DeepInfra was founded in September 2022 in Palo Alto by Nikola Borisov, Yessenzhar Kanapin, and Georgios Papoutsis, engineers with deep backgrounds in large-scale networking and distributed systems. Their thesis was straightforward: as open-source models matured, the bottleneck for most companies would not be access to weights but the cost and operational burden of serving those models reliably at high throughput. DeepInfra was built to make running inference as simple as calling an API while keeping the per-token price as low as possible.
The platform exposes a large catalog of open models, including popular LLMs, embedding models, text-to-image models, and speech-to-text systems, each available behind an OpenAI-compatible endpoint. Developers pay only for what they use, billed by tokens or by compute time for image and audio workloads. Behind the API, DeepInfra manages GPU clusters, batching, and autoscaling, absorbing the complexity of capacity planning and keeping utilization high enough to sustain aggressive pricing.

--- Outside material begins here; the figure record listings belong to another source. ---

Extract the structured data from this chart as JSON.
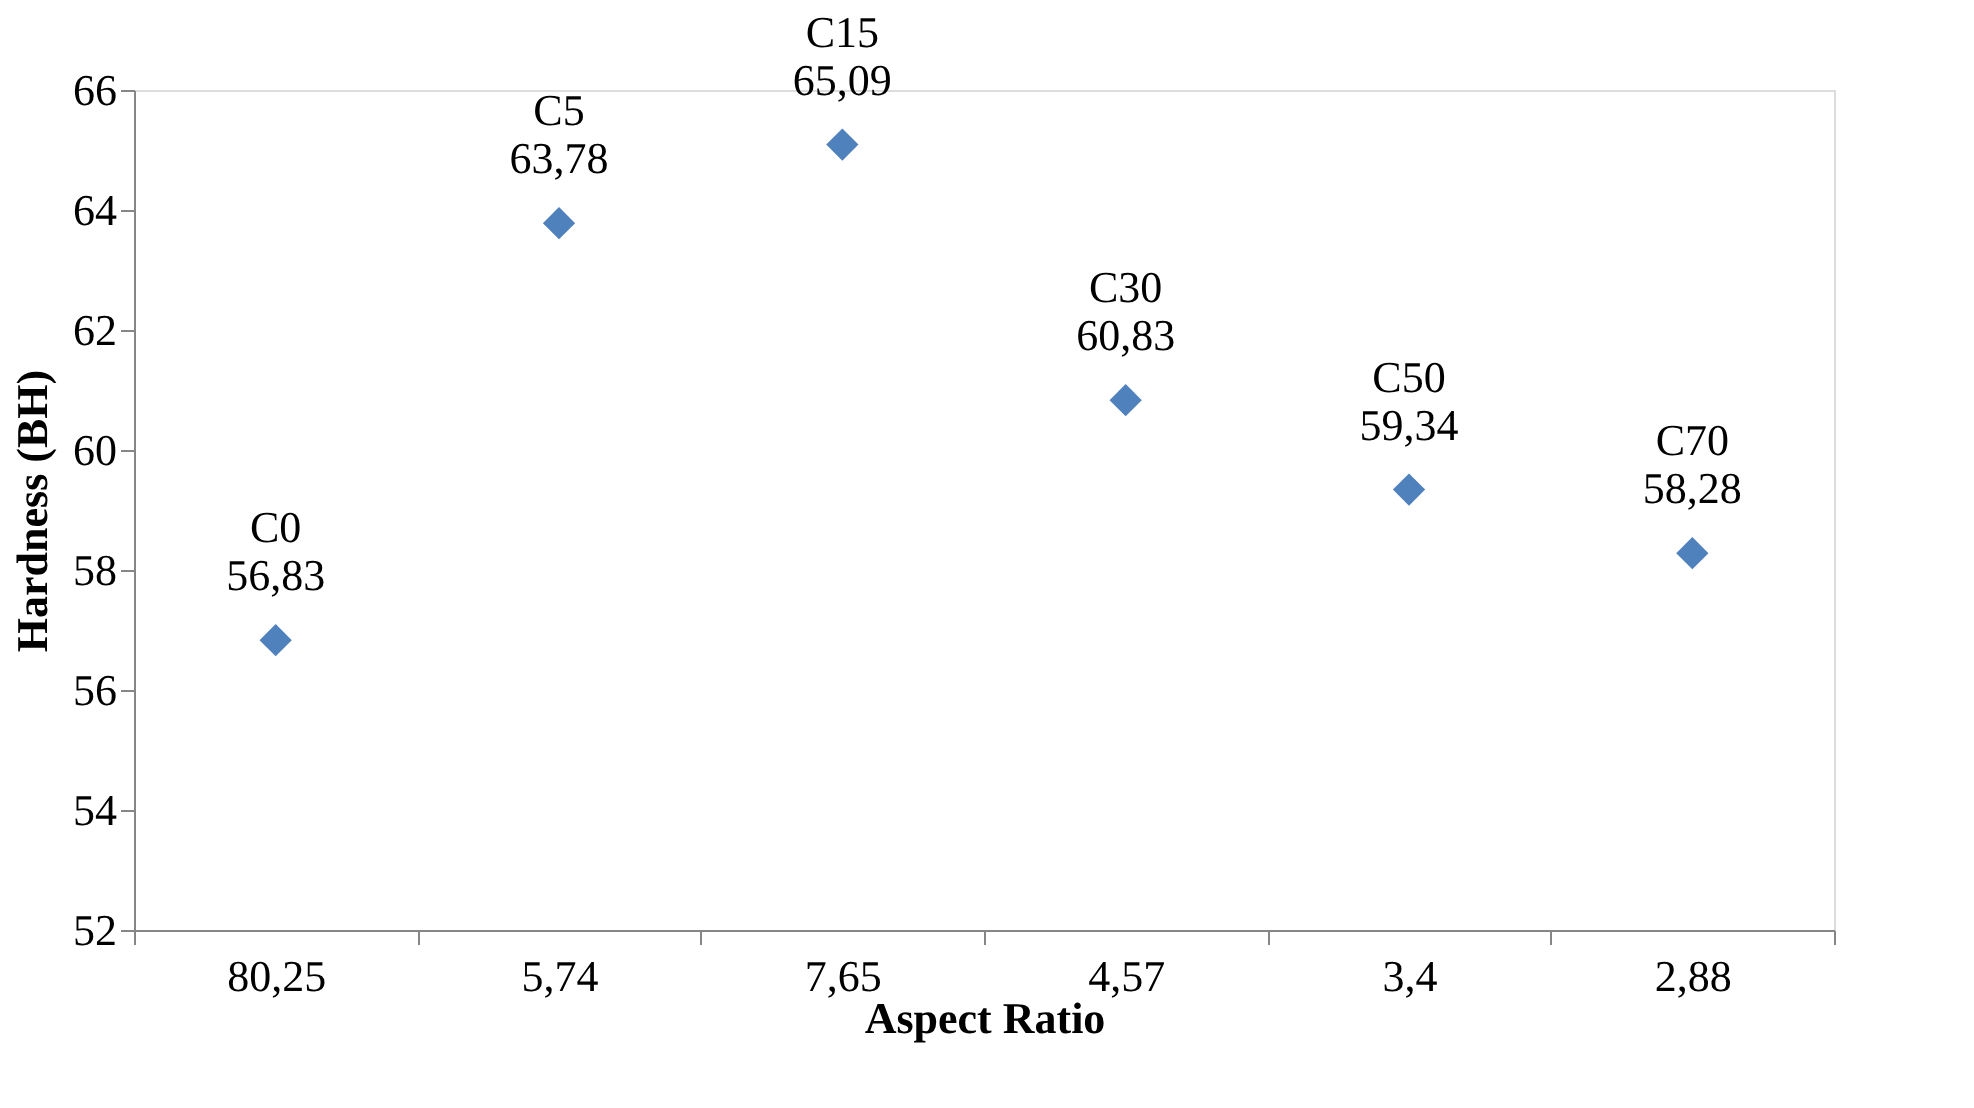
{
  "chart_data": {
    "type": "scatter",
    "xlabel": "Aspect Ratio",
    "ylabel": "Hardness (BH)",
    "categories": [
      "80,25",
      "5,74",
      "7,65",
      "4,57",
      "3,4",
      "2,88"
    ],
    "series": [
      {
        "color": "#4f81bd",
        "values": [
          56.83,
          63.78,
          65.09,
          60.83,
          59.34,
          58.28
        ],
        "value_labels": [
          "C0\n56,83",
          "C5\n63,78",
          "C15\n65,09",
          "C30\n60,83",
          "C50\n59,34",
          "C70\n58,28"
        ]
      }
    ],
    "ylim": [
      52,
      66
    ],
    "yticks": [
      52,
      54,
      56,
      58,
      60,
      62,
      64,
      66
    ],
    "marker": "diamond",
    "grid": false
  }
}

For teams that need isolation or custom models, DeepInfra also offers dedicated deployments where a specific model runs on reserved GPUs. This gives predictable latency and throughput for production traffic while retaining the simplicity of the managed platform. The company emphasizes throughput and price-performance as its core differentiators against both hyperscalers and other inference startups.

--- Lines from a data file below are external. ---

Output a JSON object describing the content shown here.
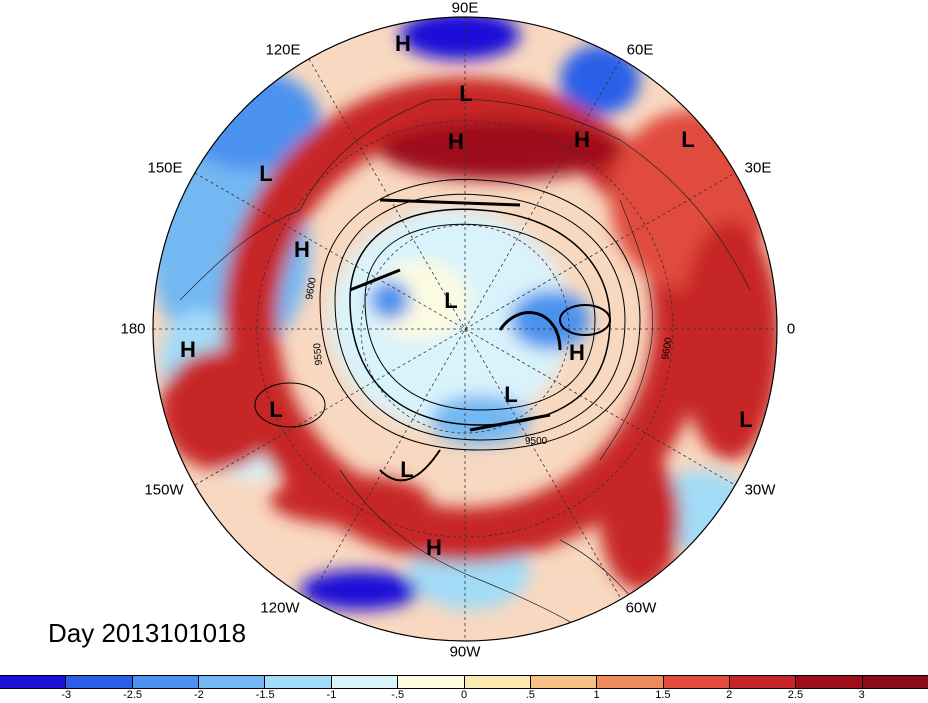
{
  "title": "Day 2013101018",
  "longitude_labels": [
    "90E",
    "60E",
    "30E",
    "0",
    "30W",
    "60W",
    "90W",
    "120W",
    "150W",
    "180",
    "150E",
    "120E"
  ],
  "pressure_systems": [
    {
      "type": "H"
    },
    {
      "type": "L"
    },
    {
      "type": "H"
    },
    {
      "type": "H"
    },
    {
      "type": "L"
    },
    {
      "type": "L"
    },
    {
      "type": "H"
    },
    {
      "type": "L"
    },
    {
      "type": "H"
    },
    {
      "type": "H"
    },
    {
      "type": "L"
    },
    {
      "type": "L"
    },
    {
      "type": "L"
    },
    {
      "type": "L"
    },
    {
      "type": "H"
    }
  ],
  "contour_labels": [
    "9600",
    "9550",
    "9600",
    "9500"
  ],
  "colorbar": {
    "ticks": [
      "-3",
      "-2.5",
      "-2",
      "-1.5",
      "-1",
      "-.5",
      "0",
      ".5",
      "1",
      "1.5",
      "2",
      "2.5",
      "3"
    ],
    "colors": [
      "#1a10d8",
      "#2a5ee8",
      "#4b92ef",
      "#73b8f3",
      "#a3dcf7",
      "#d9f3fb",
      "#fbfbe2",
      "#fbe9b2",
      "#f6c184",
      "#ef8a5c",
      "#e04b3c",
      "#c72527",
      "#9e0f1a",
      "#8a0c18"
    ]
  },
  "colors": {
    "warm": "#c72527",
    "cool": "#4b92ef",
    "background": "#ffffff"
  }
}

DeepInfra's funding accelerated alongside demand for inference capacity. It raised an $8 million seed, an $18 million Series A in April 2025 led by Felicis and Georges Harik, and a $107 million Series B co-led by 500 Global and Georges Harik, with participation from A.Capital Ventures, Crescent Cove, Felicis, NVIDIA, Peak6, Samsung Next, Supermicro, and Upper90, bringing total funding above $130 million. NVIDIA's participation reflects the strategic importance of inference-focused neoclouds that drive GPU consumption.
The company sits in a competitive segment alongside other serverless inference providers, but its emphasis on raw price-per-token and a broad open-model catalog makes it attractive to developers and startups building high-volume AI products who want to avoid both vendor lock-in and the overhead of self-hosting GPUs.